Trade Analysis: Mets Acquire J.D. Davis From Houston In Five Player Trade

The Brodie Van Wagenen era in Flushing continues to take shape as the Mets acquired slugging corner infielder J.D. Davis from the Houston Astros. Along with Davis the Astros sent minor league utility infielder Cody Bohanek in exchange for our number 11 Mets prospect Luis Santana, 2018 12th-round outfielder Ross Adolph, and former NC State catcher Scott Manea. The Mets add a player with some interesting Statcast data and good Triple-A numbers albeit in the PCL. The Astros add an emerging talent in Luis Santana, as well as two system depth types coming off encouraging campaigns. Let’s dig a little deeper and dissect the return for each.

Mets Receive J.D. Davis, 1B/3B and Cody Bohanek, 2B/SS/3B

There’s certainly a chance that J.D. Davis is a diamond in the rough, held down in Triple-A for too long due to organizational depth on the corners in Houston.

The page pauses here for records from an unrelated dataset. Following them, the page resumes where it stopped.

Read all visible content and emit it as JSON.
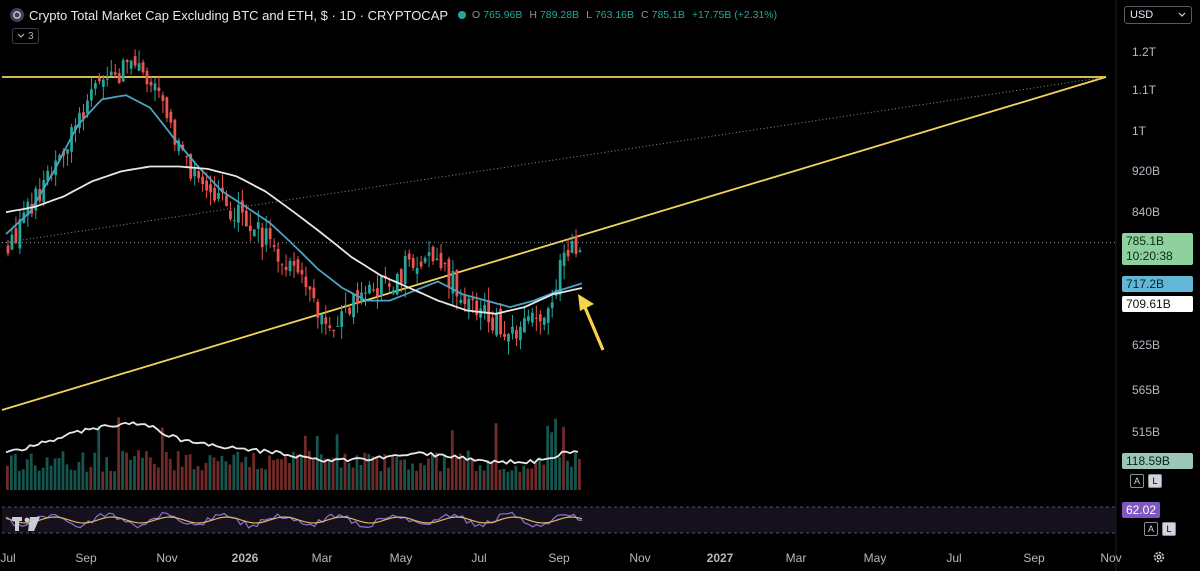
{
  "header": {
    "title": "Crypto Total Market Cap Excluding BTC and ETH, $ · 1D · CRYPTOCAP",
    "ohlc": [
      {
        "label": "O",
        "value": "765.96B"
      },
      {
        "label": "H",
        "value": "789.28B"
      },
      {
        "label": "L",
        "value": "763.16B"
      },
      {
        "label": "C",
        "value": "785.1B"
      },
      {
        "label": "",
        "value": "+17.75B (+2.31%)"
      }
    ],
    "indicators_count": "3"
  },
  "currency": "USD",
  "price_tags": {
    "last": "785.1B",
    "countdown": "10:20:38",
    "ma_fast": "717.2B",
    "ma_slow": "709.61B",
    "volume": "118.59B",
    "rsi": "62.02"
  },
  "scale_buttons": {
    "auto": "A",
    "log": "L"
  },
  "colors": {
    "bull": "#26a69a",
    "bear": "#ef5350",
    "trendline": "#f2d45c",
    "ma_fast": "#4aa3c2",
    "ma_slow": "#e8e8e8",
    "last_tag": "#8fd19e",
    "ma_fast_tag": "#62b6d6",
    "rsi_tag": "#7e57c2",
    "arrow": "#f5d547"
  },
  "chart_data": {
    "type": "candlestick",
    "series": [
      {
        "name": "Crypto Total Market Cap Excluding BTC and ETH",
        "kind": "candles",
        "anchor_closes_B": [
          790,
          820,
          870,
          930,
          990,
          1050,
          1090,
          1130,
          1150,
          1160,
          1100,
          1010,
          940,
          900,
          880,
          850,
          830,
          800,
          780,
          760,
          720,
          680,
          660,
          670,
          690,
          700,
          720,
          740,
          760,
          750,
          730,
          700,
          680,
          660,
          650,
          655,
          660,
          700,
          770,
          785
        ]
      },
      {
        "name": "",
        "kind": "moving-average",
        "color": "ma_fast",
        "anchor_values_B": [
          800,
          840,
          920,
          1020,
          1080,
          1090,
          1060,
          990,
          930,
          880,
          850,
          820,
          780,
          740,
          710,
          690,
          690,
          705,
          720,
          700,
          690,
          680,
          690,
          705,
          717
        ]
      },
      {
        "name": "",
        "kind": "moving-average",
        "color": "ma_slow",
        "anchor_values_B": [
          840,
          850,
          870,
          900,
          920,
          930,
          930,
          925,
          910,
          880,
          840,
          800,
          760,
          730,
          710,
          690,
          675,
          670,
          680,
          700,
          709.6
        ]
      }
    ],
    "y_ticks": [
      "1.2T",
      "1.1T",
      "1T",
      "920B",
      "840B",
      "625B",
      "565B",
      "515B"
    ],
    "x_ticks": [
      "Jul",
      "Sep",
      "Nov",
      "2026",
      "Mar",
      "May",
      "Jul",
      "Sep",
      "Nov",
      "2027",
      "Mar",
      "May",
      "Jul",
      "Sep",
      "Nov"
    ],
    "scale": "log",
    "grid": false,
    "lines": [
      "horizontal resistance",
      "rising support",
      "dotted upper trend",
      "dotted last-price line"
    ],
    "panes": [
      "price",
      "volume",
      "rsi"
    ],
    "last_value_B": 785.1
  }
}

Or he might be exactly what he’s been: a borderline major league talent with plus raw power, but below grade bat-to-ball skills. Davis won the PCL batting title this year with a .342 batting average and has been a plus power hitter throughout his time in the minors. The Statcast data backed up Davis’ power during his 2017 stint in the big leagues, as he ranked 16th in Barrel%/PA. Those numbers slid back in 2018, as did his power numbers in Fresno. Perhaps the Mets believe that 2017 wasn’t a flash in the pan and view Davis as both competition for Jeff McNeil at third and a fill-in at first in the early going—before being relegated to a bench bat upon Peter Alonso’s ascension to Queens. The Mets have certainly bolstered their bench with the additions of J.D. Davis and Keon Broxton in recent days.

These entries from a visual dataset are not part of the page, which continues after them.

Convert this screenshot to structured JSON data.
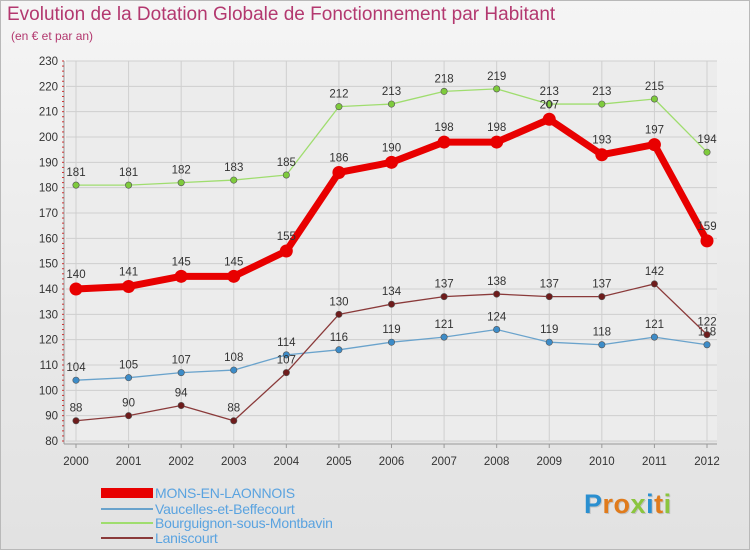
{
  "title": "Evolution de la Dotation Globale de Fonctionnement par Habitant",
  "subtitle": "(en € et par an)",
  "brand": {
    "text": "Proxiti",
    "letters": [
      {
        "char": "P",
        "color": "#2a8fd0"
      },
      {
        "char": "r",
        "color": "#e07b1c"
      },
      {
        "char": "o",
        "color": "#e07b1c"
      },
      {
        "char": "x",
        "color": "#8bc53f"
      },
      {
        "char": "i",
        "color": "#2a8fd0"
      },
      {
        "char": "t",
        "color": "#e07b1c"
      },
      {
        "char": "i",
        "color": "#8bc53f"
      }
    ]
  },
  "colors": {
    "title": "#b3386f",
    "axis_text": "#333333",
    "grid": "#cfcfcf",
    "tick_marks": "#cc3333"
  },
  "chart_data": {
    "type": "line",
    "title": "Evolution de la Dotation Globale de Fonctionnement par Habitant",
    "subtitle": "(en € et par an)",
    "xlabel": "",
    "ylabel": "",
    "ylim": [
      80,
      230
    ],
    "yticks": [
      80,
      90,
      100,
      110,
      120,
      130,
      140,
      150,
      160,
      170,
      180,
      190,
      200,
      210,
      220,
      230
    ],
    "grid": true,
    "legend_position": "bottom-left",
    "x": [
      "2000",
      "2001",
      "2002",
      "2003",
      "2004",
      "2005",
      "2006",
      "2007",
      "2008",
      "2009",
      "2010",
      "2011",
      "2012"
    ],
    "series": [
      {
        "name": "MONS-EN-LAONNOIS",
        "color": "#e80000",
        "emphasis": true,
        "values": [
          140,
          141,
          145,
          145,
          155,
          186,
          190,
          198,
          198,
          207,
          193,
          197,
          159
        ]
      },
      {
        "name": "Vaucelles-et-Beffecourt",
        "color": "#6aa3cc",
        "point_color": "#3d8cc8",
        "emphasis": false,
        "values": [
          104,
          105,
          107,
          108,
          114,
          116,
          119,
          121,
          124,
          119,
          118,
          121,
          118
        ]
      },
      {
        "name": "Bourguignon-sous-Montbavin",
        "color": "#9fdd6e",
        "point_color": "#7ecb3c",
        "emphasis": false,
        "values": [
          181,
          181,
          182,
          183,
          185,
          212,
          213,
          218,
          219,
          213,
          213,
          215,
          194
        ]
      },
      {
        "name": "Laniscourt",
        "color": "#8a3a3a",
        "point_color": "#6e1c1c",
        "emphasis": false,
        "values": [
          88,
          90,
          94,
          88,
          107,
          130,
          134,
          137,
          138,
          137,
          137,
          142,
          122
        ]
      }
    ]
  }
}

As for Bohanek he’s a no hit, utility infielder type that touched Triple-A, but he’s not someone I view as much more than system depth for the Mets.

Astros acquire Luis Santana, 2B, Ross Adolph, OF, and Scott Manea, C

The diminutive second baseman Luis Santana is the name that stands out here, and to many of our readers, the player in this deal of greatest interest. As part of a historically stacked Kingsport team, Santana set the Appy League ablaze, hitting .348/.446/.471 with 4 homers, 8 steals, and 27 walks to just 23 strikeouts over 242 plate appearances. This has been a breakout in the making as well for Santana. As you can see below, following a pedestrian beginning to his 2017 Dominican Summer League campaign, Santana’s number explode post July 6 staying above 137 wRC+ for the remainder of 2017 and the entirety of 2018.

Luis Santana wRC+.png

Santana uses the whole field and is adept at making consistent, line-drive contact with line drive rates in 22% range the past two seasons. He’s certainly capable of putting the bat on the ball, and his average fly-ball numbers don’t look too bad for someone who’s listed at 5-foot-8, but reportedly shorter. His short swing path, feel for the barrel, and polished approach make him a sure-thing for a full season assignment out of camp.

At the plate Santana starts with open stance similar to Ian Kinsler, but unlike Kinsler he involves a leg kick to engage his lower half. The swing is short to the ball, and his hands are noticeably quick. He’s a little noisy pre-load with a lot of “Sheffield-esqe” pre-pitch bat movement. So far it works, there’s maybe a little to clean up in his hands, but nothing I’m overly concerned about.

Ross Adolph was drafted in the 12th round out of the University of Toledo following a junior season in which he set the schools single season home run record. He’s a solid defensive centerfielder, with some power and the ability to run. At the plate he sets up at the back of the batter’s box, slightly closed, hands in with his bat on his shoulder. This allows Adolph to turn on fastballs in on his hand and drive them to his pull side. More than likely system depth in the end, but Adolph has enough skills to fight for the big leagues one day.

Scott Manea, the final prospect headed the Astros way is a neighbor of mine (seriously), and a player that caught a handful of times during his senior season at local powerhouse St. John’s Shrewsbury. He was drafted in the 40th round by Seattle but elected to attend NC State. He entered pro ball a few years later, but was signed as a free agent. The 2018 season was a breakout for Manea as he made strides both at the plate and behind it. He hit career highs in nearly every statistical category, trading in some walks for a massive increase in pull-side power. Another profile on the upswing, but more than likely a system depth player.